All of these individual differences indicate that for certain subgroups of patients, trust is less evident than for others. For oncologists, it is important to realize that younger, higher educated breast cancer patients and patients who are avoidantly attached are less inclined to fully trust them, at least initially. Efforts should be directed at identifying which communication strategies enhance trust among these specific subgroups. For example, to meet avoidantly attached patients’ needs, oncologists may emphasize patients’ autonomy and independence [6264]. Younger and higher educated patients may be more likely to consult alternative information sources like the internet, or seek complementary and alternative treatment, which may reduce their trust in the oncologist [65, 66]. Inquiring about patients’ information seeking behavior may raise oncologists’ awareness of (the content of) alternative information viewed by the patient. For lower educated patients, efforts can be made to prevent them from blindly and without question obeying the oncologist. Subsequently, oncologists can optimally tailor their communication to patients’ background and personality.

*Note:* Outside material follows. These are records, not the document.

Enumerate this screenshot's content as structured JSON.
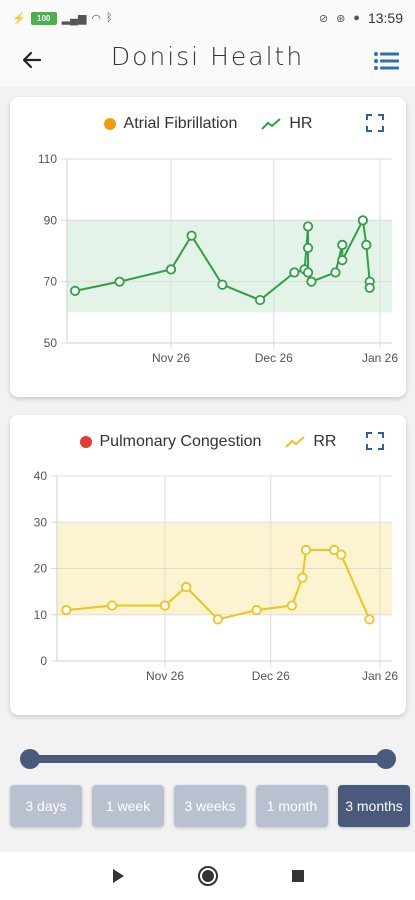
{
  "status_bar": {
    "time": "13:59",
    "battery": "100"
  },
  "app": {
    "title": "Donisi Health"
  },
  "colors": {
    "hr": "#2ea043",
    "rr": "#f0c419",
    "afib_dot": "#f39c12",
    "congestion_dot": "#e53935",
    "accent": "#4a5a7c",
    "inactive_button": "#b9c1d1"
  },
  "card1": {
    "indicator_label": "Atrial Fibrillation",
    "series_label": "HR"
  },
  "card2": {
    "indicator_label": "Pulmonary Congestion",
    "series_label": "RR"
  },
  "chart_data": [
    {
      "type": "line",
      "title": "",
      "series": [
        {
          "name": "HR",
          "x": [
            "Oct 29",
            "Nov 11",
            "Nov 26",
            "Dec 2",
            "Dec 11",
            "Dec 22",
            "Jan 1",
            "Jan 4",
            "Jan 5",
            "Jan 5",
            "Jan 5",
            "Jan 6",
            "Jan 13",
            "Jan 15",
            "Jan 15",
            "Jan 21",
            "Jan 22",
            "Jan 23",
            "Jan 23"
          ],
          "values": [
            67,
            70,
            74,
            85,
            69,
            64,
            73,
            74,
            88,
            81,
            73,
            70,
            73,
            82,
            77,
            90,
            82,
            70,
            68
          ]
        }
      ],
      "xticks": [
        "Nov 26",
        "Dec 26",
        "Jan 26"
      ],
      "yticks": [
        50,
        70,
        90,
        110
      ],
      "ylim": [
        50,
        110
      ],
      "normal_band": [
        60,
        90
      ],
      "grid": true
    },
    {
      "type": "line",
      "title": "",
      "series": [
        {
          "name": "RR",
          "x": [
            "Oct 29",
            "Nov 11",
            "Nov 26",
            "Dec 2",
            "Dec 11",
            "Dec 22",
            "Jan 1",
            "Jan 4",
            "Jan 5",
            "Jan 13",
            "Jan 15",
            "Jan 23"
          ],
          "values": [
            11,
            12,
            12,
            16,
            9,
            11,
            12,
            18,
            24,
            24,
            23,
            9
          ]
        }
      ],
      "xticks": [
        "Nov 26",
        "Dec 26",
        "Jan 26"
      ],
      "yticks": [
        0,
        10,
        20,
        30,
        40
      ],
      "ylim": [
        0,
        40
      ],
      "normal_band": [
        10,
        30
      ],
      "grid": true
    }
  ],
  "range_buttons": [
    "3 days",
    "1 week",
    "3 weeks",
    "1 month",
    "3 months"
  ],
  "selected_range": "3 months"
}
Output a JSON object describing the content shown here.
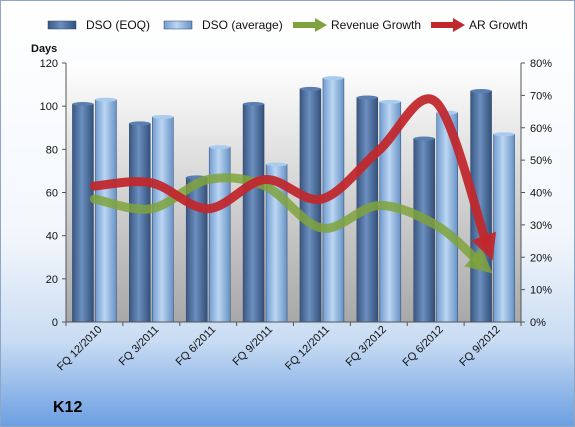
{
  "chart_data": {
    "type": "bar",
    "title": "",
    "company": "K12",
    "ylabel": "Days",
    "ylim": [
      0,
      120
    ],
    "yticks": [
      0,
      20,
      40,
      60,
      80,
      100,
      120
    ],
    "y2lim": [
      0,
      80
    ],
    "y2ticks": [
      "0%",
      "10%",
      "20%",
      "30%",
      "40%",
      "50%",
      "60%",
      "70%",
      "80%"
    ],
    "categories": [
      "FQ 12/2010",
      "FQ 3/2011",
      "FQ 6/2011",
      "FQ 9/2011",
      "FQ 12/2011",
      "FQ 3/2012",
      "FQ 6/2012",
      "FQ 9/2012"
    ],
    "legend_position": "top",
    "grid": false,
    "series": [
      {
        "name": "DSO (EOQ)",
        "kind": "bar",
        "axis": "left",
        "color": "#4a6c9b",
        "values": [
          101,
          92,
          67,
          101,
          108,
          104,
          85,
          107
        ]
      },
      {
        "name": "DSO (average)",
        "kind": "bar",
        "axis": "left",
        "color": "#8ab4e0",
        "values": [
          103,
          95,
          81,
          73,
          113,
          102,
          97,
          87
        ]
      },
      {
        "name": "Revenue Growth",
        "kind": "arrow-line",
        "axis": "right",
        "unit": "%",
        "color": "#7fa33c",
        "values": [
          38,
          35,
          44,
          42,
          29,
          36,
          30,
          15
        ]
      },
      {
        "name": "AR Growth",
        "kind": "arrow-line",
        "axis": "right",
        "unit": "%",
        "color": "#c0282d",
        "values": [
          42,
          43,
          35,
          44,
          38,
          53,
          68,
          19
        ]
      }
    ]
  }
}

A limitation of our study should be acknowledged. The advantages of using an experimental design—i.e., studying behaviors in isolation—also form a disadvantage: in reality, nonverbal behaviors often occur in combinations. Moreover, we could only manipulate three nonverbal behaviors, whereas many other may also be of relevance (paralinguistics, facial expressivity, hand gestures). In the present study, we manipulated only the behaviors most frequently linked to trust. In future studies, other meaningful nonverbal behaviors and combinations of behaviors could be studied.

Conclusion

This study showed that both nonverbal communication by the oncologist, particularly maintaining eye contact, influences breast cancer patients’ trust. These findings need to be translated into training for oncologists focused on maintaining contact nonverbally with breast cancer patients while simultaneously managing the computer and increased time pressure. By clarifying which nonverbal communication strategies can be taught and how [67], we can enable evidence-based recommendations for clinical practice. Combined with the earlier established contribution of verbal communication, this study has enabled the further understanding of breast cancer patients’ trust in their oncologist.